Justiça concede habeas-corpus a suspeito de liderar máfia dos fiscais

SÃO PAULO - A Justiça de São Paulo concedeu nesta terça-feira habeas-corpus do ex-chefe da Unidade de Fiscalização da Subprefeitura da Mooca, Felipe Eivazian, suspeito de integrar a máfia dos fiscais que agia na região do Brás. Ele é apontado pelo Ministério Público Estadual (MPE) como elo entre dois grupos acusados de extorquir ambulantes do Brás.

Redação com Agência Estado |

Felipe foi beneficiado pela decisão do desembargador Roberto Mortari, da 15ª de Direto Criminal do Tribunal de Justiça, que no dia 17 concedeu a liberdade para o advogado Leandro Gianassi Severino Ferreira.

Na terça-feira, a defesa dos irmãos Felipe e Marcelo Eivazian, ex-assessor político da Subprefeitura da Mooca, conseguiu estender os efeitos da liminar também para Felipe. Marcelo continuará detido.

Agora, dos 11 presos por suspeita de integração na máfia, cinco continuam presos e seis respondem em liberdade.

Denúncia

O Ministério Público Estadual (MPE) de São Paulo ofereceu, nesta terça-feira, à Justiça denúncia contra as 13 pessoas acusadas de integrar a máfia.
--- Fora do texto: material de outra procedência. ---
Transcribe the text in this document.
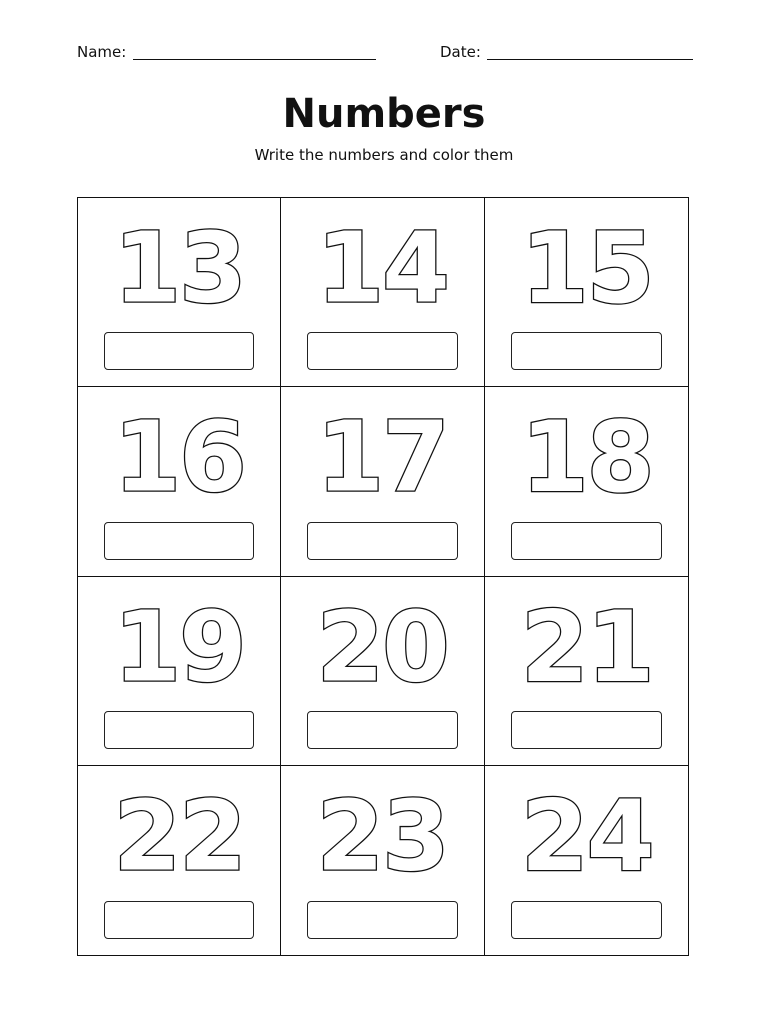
Name:	Date:
Numbers
Write the numbers and color them
13 14 15
16 17 18
19 20 21
22 23 24
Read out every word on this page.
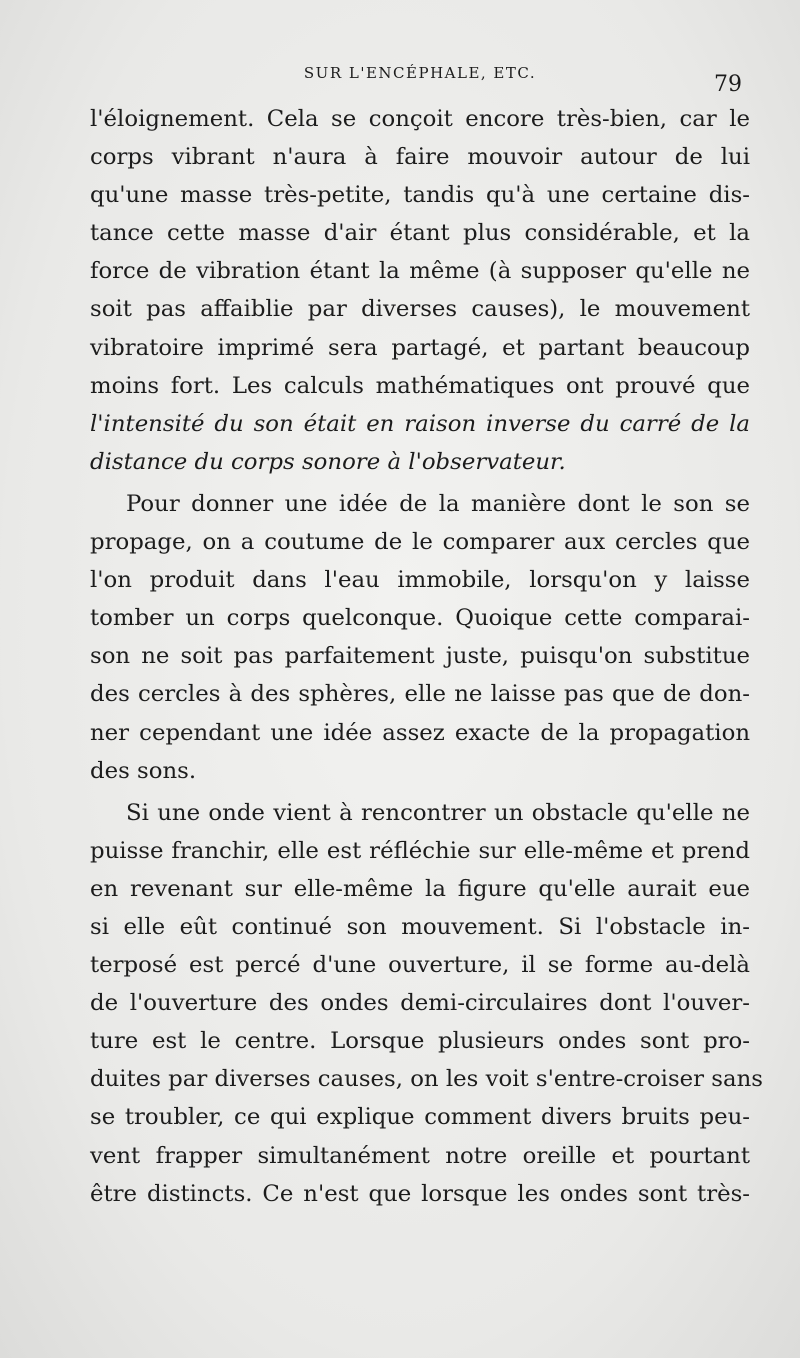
SUR L'ENCÉPHALE, ETC.	79
l'éloignement. Cela se conçoit encore très-bien, car le
corps vibrant n'aura à faire mouvoir autour de lui
qu'une masse très-petite, tandis qu'à une certaine dis-
tance cette masse d'air étant plus considérable, et la
force de vibration étant la même (à supposer qu'elle ne
soit pas affaiblie par diverses causes), le mouvement
vibratoire imprimé sera partagé, et partant beaucoup
moins fort. Les calculs mathématiques ont prouvé que
l'intensité du son était en raison inverse du carré de la
distance du corps sonore à l'observateur.
Pour donner une idée de la manière dont le son se
propage, on a coutume de le comparer aux cercles que
l'on produit dans l'eau immobile, lorsqu'on y laisse
tomber un corps quelconque. Quoique cette comparai-
son ne soit pas parfaitement juste, puisqu'on substitue
des cercles à des sphères, elle ne laisse pas que de don-
ner cependant une idée assez exacte de la propagation
des sons.
Si une onde vient à rencontrer un obstacle qu'elle ne
puisse franchir, elle est réfléchie sur elle-même et prend
en revenant sur elle-même la figure qu'elle aurait eue
si elle eût continué son mouvement. Si l'obstacle in-
terposé est percé d'une ouverture, il se forme au-delà
de l'ouverture des ondes demi-circulaires dont l'ouver-
ture est le centre. Lorsque plusieurs ondes sont pro-
duites par diverses causes, on les voit s'entre-croiser sans
se troubler, ce qui explique comment divers bruits peu-
vent frapper simultanément notre oreille et pourtant
être distincts. Ce n'est que lorsque les ondes sont très-
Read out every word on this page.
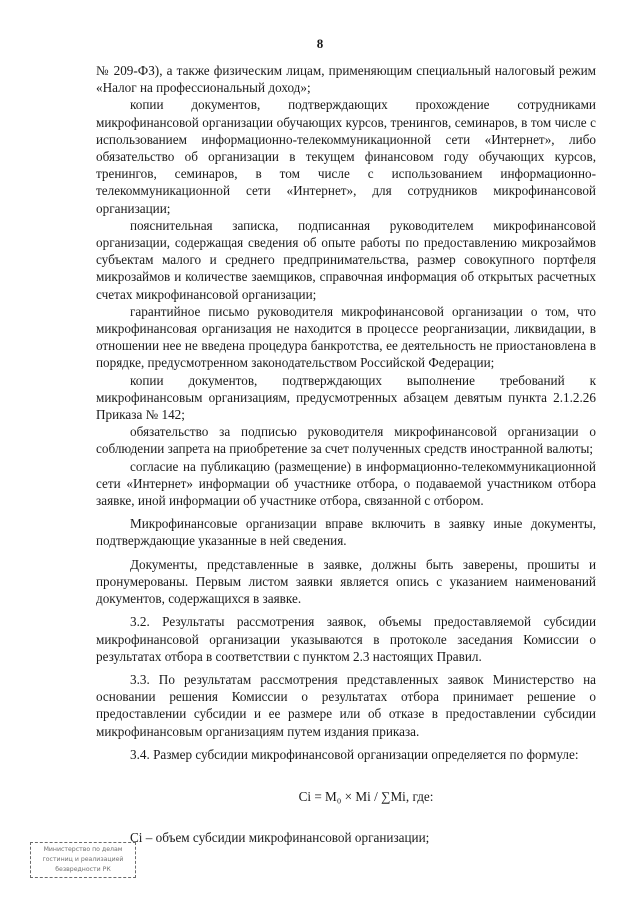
8

№ 209-ФЗ), а также физическим лицам, применяющим специальный налоговый режим «Налог на профессиональный доход»;

копии документов, подтверждающих прохождение сотрудниками микрофинансовой организации обучающих курсов, тренингов, семинаров, в том числе с использованием информационно-телекоммуникационной сети «Интернет», либо обязательство об организации в текущем финансовом году обучающих курсов, тренингов, семинаров, в том числе с использованием информационно-телекоммуникационной сети «Интернет», для сотрудников микрофинансовой организации;

пояснительная записка, подписанная руководителем микрофинансовой организации, содержащая сведения об опыте работы по предоставлению микрозаймов субъектам малого и среднего предпринимательства, размер совокупного портфеля микрозаймов и количестве заемщиков, справочная информация об открытых расчетных счетах микрофинансовой организации;

гарантийное письмо руководителя микрофинансовой организации о том, что микрофинансовая организация не находится в процессе реорганизации, ликвидации, в отношении нее не введена процедура банкротства, ее деятельность не приостановлена в порядке, предусмотренном законодательством Российской Федерации;

копии документов, подтверждающих выполнение требований к микрофинансовым организациям, предусмотренных абзацем девятым пункта 2.1.2.26 Приказа № 142;

обязательство за подписью руководителя микрофинансовой организации о соблюдении запрета на приобретение за счет полученных средств иностранной валюты;

согласие на публикацию (размещение) в информационно-телекоммуникационной сети «Интернет» информации об участнике отбора, о подаваемой участником отбора заявке, иной информации об участнике отбора, связанной с отбором.

Микрофинансовые организации вправе включить в заявку иные документы, подтверждающие указанные в ней сведения.

Документы, представленные в заявке, должны быть заверены, прошиты и пронумерованы. Первым листом заявки является опись с указанием наименований документов, содержащихся в заявке.

3.2. Результаты рассмотрения заявок, объемы предоставляемой субсидии микрофинансовой организации указываются в протоколе заседания Комиссии о результатах отбора в соответствии с пунктом 2.3 настоящих Правил.

3.3. По результатам рассмотрения представленных заявок Министерство на основании решения Комиссии о результатах отбора принимает решение о предоставлении субсидии и ее размере или об отказе в предоставлении субсидии микрофинансовым организациям путем издания приказа.

3.4. Размер субсидии микрофинансовой организации определяется по формуле:

Ci = M₀ × Mi / ∑Mi, где:

Ci – объем субсидии микрофинансовой организации;

Министерство по делам
гостиниц и реализацией
безвредности РК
O grupo era investigado desde março pelo MPE, segundo informou em nota divulgada à imprensa. Os acusados foram flagrados, por interceptações telefônicas, exigindo dinheiro para permitir a ação de vendedores ambulantes e carrinhos de lanche que não possuem licença da Prefeitura, informou o MPE. Eles foram acusados formalmente de "formação de quadrilha, concussão, concurso material e co-autoria".

O grupo teria, ainda, conseguido arrecadar, ao longo de 15 meses, R$ 15,9 milhões. No Largo da Concórdia, por exemplo, a quadrilha cobrava semanalmente R$ 1 mil de cada um dos 500 vendedores do local, segundo o MPE. No Brás, o grupo arrecadava entre R$ 10 e R$ 20 por semana de cada um dos mais de 7 mil vendedores ambulantes da área.

Foram denunciados os fiscais Edson Alves Mosquera, Ronaldo Correa da Silva e Nilson Alves de Abreu; os camelôs Ademir Batista, Juvemar Pinto dos Santos, Maria Ivanilde Lima da Silva, Manoel Severino Bezerra de Melo, Hugo de Santana Andrade, João Jorge Cunha e Liziomar Rodrigues de Souza; o advogado Leandro Giannasi Severino Ferreira, Georges Marcelo Eivazian; o assessor lotado na Subprefeitura da Mooca, e o irmão dele, Felipe Eivazian, chefe da Fiscalização daquela subprefeitura. Mosquera é considerado o líder do grupo.

Nova máfia dos fiscais

Há dez anos, com a ajuda de camelôs, o Ministério Público de São Paulo conseguiu desmontar o maior esquema de corrupção já visto na capital. Na época, foi descoberto que vereadores indicavam subprefeitos, que atuavam com fiscais que exigiam o pagamento de propina. Várias prisões foram denunciadas e 600 pessoas foram denunciadas.

O esquema ocorreu inicialmente na administração Celso Pitta - que foi preso na operação Satiagraha, da PF - de 1993 a 1998.